The real turning of the tide, however, didn’t arrive as Leo Cullen and Chris Whitaker jointly lifted the Heineken Cup. Rather, the blue wave hit European shores a few weeks earlier, when Leinster hammered reigning champions Munster into submission in the semi-final at Croke Park. A result which signalled a shift in power between the two provinces.
It is perhaps easy to look back now, especially knowing Leinster as the formidable side we do today, and think that their victory over their red-clad rivals was unsurprising. That despite Munster’s status as European kings at the time, should it be so startling that a side with names such as Brian O’Driscoll, Jamie Heaslip, Gordon D’Arcy, Isa Nacewa, Rocky Elsom, and Felipe Contepomi best their provincial adversary so wholly?

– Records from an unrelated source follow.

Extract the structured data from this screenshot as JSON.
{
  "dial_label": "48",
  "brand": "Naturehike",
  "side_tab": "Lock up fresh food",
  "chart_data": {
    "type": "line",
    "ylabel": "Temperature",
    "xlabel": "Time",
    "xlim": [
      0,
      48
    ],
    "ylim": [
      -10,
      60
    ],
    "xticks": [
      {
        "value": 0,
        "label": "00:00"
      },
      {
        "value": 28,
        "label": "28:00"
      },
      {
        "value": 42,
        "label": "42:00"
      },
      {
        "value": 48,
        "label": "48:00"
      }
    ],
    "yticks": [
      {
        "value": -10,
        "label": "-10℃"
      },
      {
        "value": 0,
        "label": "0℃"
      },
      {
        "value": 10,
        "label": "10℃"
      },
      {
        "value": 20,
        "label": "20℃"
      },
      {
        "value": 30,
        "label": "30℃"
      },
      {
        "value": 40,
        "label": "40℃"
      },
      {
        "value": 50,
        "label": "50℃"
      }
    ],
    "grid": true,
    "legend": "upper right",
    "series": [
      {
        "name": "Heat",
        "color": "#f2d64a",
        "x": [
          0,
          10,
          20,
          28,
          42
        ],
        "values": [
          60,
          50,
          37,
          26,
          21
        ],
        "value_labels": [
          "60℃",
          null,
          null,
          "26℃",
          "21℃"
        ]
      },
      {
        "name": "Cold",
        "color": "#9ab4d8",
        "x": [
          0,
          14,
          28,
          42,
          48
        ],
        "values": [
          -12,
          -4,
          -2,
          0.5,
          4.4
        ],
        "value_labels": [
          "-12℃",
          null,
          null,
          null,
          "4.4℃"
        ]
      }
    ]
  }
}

But it was surprising. It was a shock. Few gave Leinster a chance as their steely resolve proved too much for Munster in a Croke Park almost filled to capacity with 82,208 people - a then world record attendance for a club rugby match.

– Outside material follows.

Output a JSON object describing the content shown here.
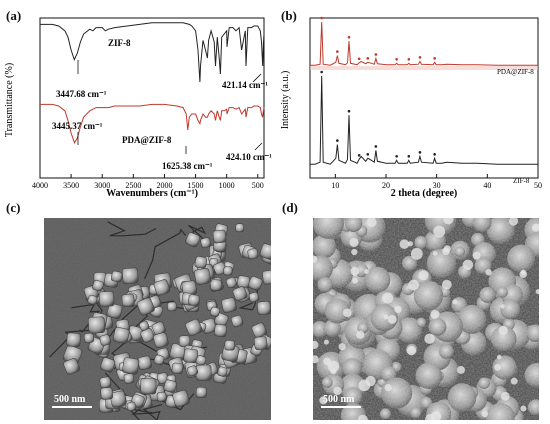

Before, many questioned if Leinster could handle the intense Munster pack. Filled to the brim with experienced title winners fresh off a Grand Slam, and many with Lions tickets to South Africa already booked. The likes of Paul O’Connell, Jerry Flannery, Alan Quinlan, and Donncha O'Callaghan would surely be too much. Especially as a near-identical pack handily beat Leinster just three weeks prior. Not to mention their match at the RDS earlier in the season, where Munster restricted Leinster so greatly they kept their eastern rivals scoreless.
Behind a fearsome pack was a premier halfback pairing of Peter Stringer and O’Gara, with Lifeimi Mafi further outside them. With Keith Earls and one of the most prolific try scorers of his generation Doug Howlett in tow, Munster were rightly favourites to beat a team they had already bested twice that season, and head to yet another final.

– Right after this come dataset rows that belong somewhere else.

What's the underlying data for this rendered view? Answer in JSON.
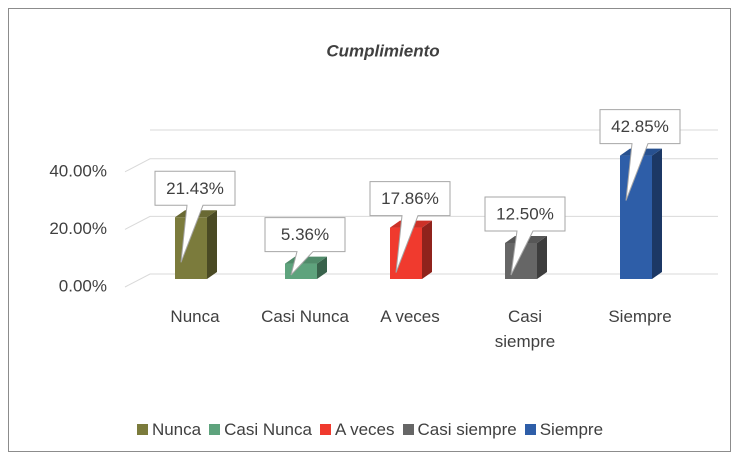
{
  "chart_data": {
    "type": "bar",
    "title": "Cumplimiento",
    "categories": [
      "Nunca",
      "Casi Nunca",
      "A veces",
      "Casi siempre",
      "Siempre"
    ],
    "values": [
      21.43,
      5.36,
      17.86,
      12.5,
      42.85
    ],
    "value_labels": [
      "21.43%",
      "5.36%",
      "17.86%",
      "12.50%",
      "42.85%"
    ],
    "colors": [
      "#7b7b3c",
      "#5ea37d",
      "#f03a2e",
      "#666666",
      "#2e5ea8"
    ],
    "ylim": [
      0,
      50
    ],
    "yticks": [
      {
        "value": 0,
        "label": "0.00%"
      },
      {
        "value": 20,
        "label": "20.00%"
      },
      {
        "value": 40,
        "label": "40.00%"
      }
    ],
    "grid": true,
    "legend": "bottom"
  }
}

A magnificent stage was set at Croke Park. The atmosphere was filled with memories of the 2006 semi-final, where under a bright blue Dublin sky, Munster vanquished Leinster 30-6 to settle Ireland’s domestic dispute on route to a finals victory over Biarritz. No such result would occur this time.
An injury to Contepomi threatened to sabotage Leinster’s win, but Sexton entered the fray as his replacement, immediately kicking a penalty and giving a superbly assured performance. Any suggestion of Leinster being swept aside was suddenly dispelled in the 31st minute as D’Arcy skipped past Earls slid over the Croke Park turf to score his side’s opening try. Their vigour only intensified as Luke Fitzgerald finished off a counter-attack early in the second half.
For Munster this was a taste of their own medicine. Their determined and disciplined opponents drove them to delirium. O’Gara’s threads began to unravel as inaccurate passes and kicks crept into his game.
His desperation reached a crescendo as he threw a pass to O’Connell in Leinster’s 22, only for the brilliant O’Driscoll to intercept and race away untouched to score.
O’Driscoll and his Leinstermen, no doubt tortured by that fixture three years prior, had put their demons to bed. It was humbling for Munster, who hadn’t experienced such a loss to their rivals with so much on the line before.
And so, a new Leinster rose. They travelled to Murrayfield and captured their first European title, one of four that would soon come. Their fifth may just arrive this weekend.
Munster began a descent into inferiority in comparison. They may still be Ireland’s second best side, reaching domestic and European semi-finals regularly, but the gap between the two seems to widen each year. The train from Limerick was derailed and it has never quite got back on track.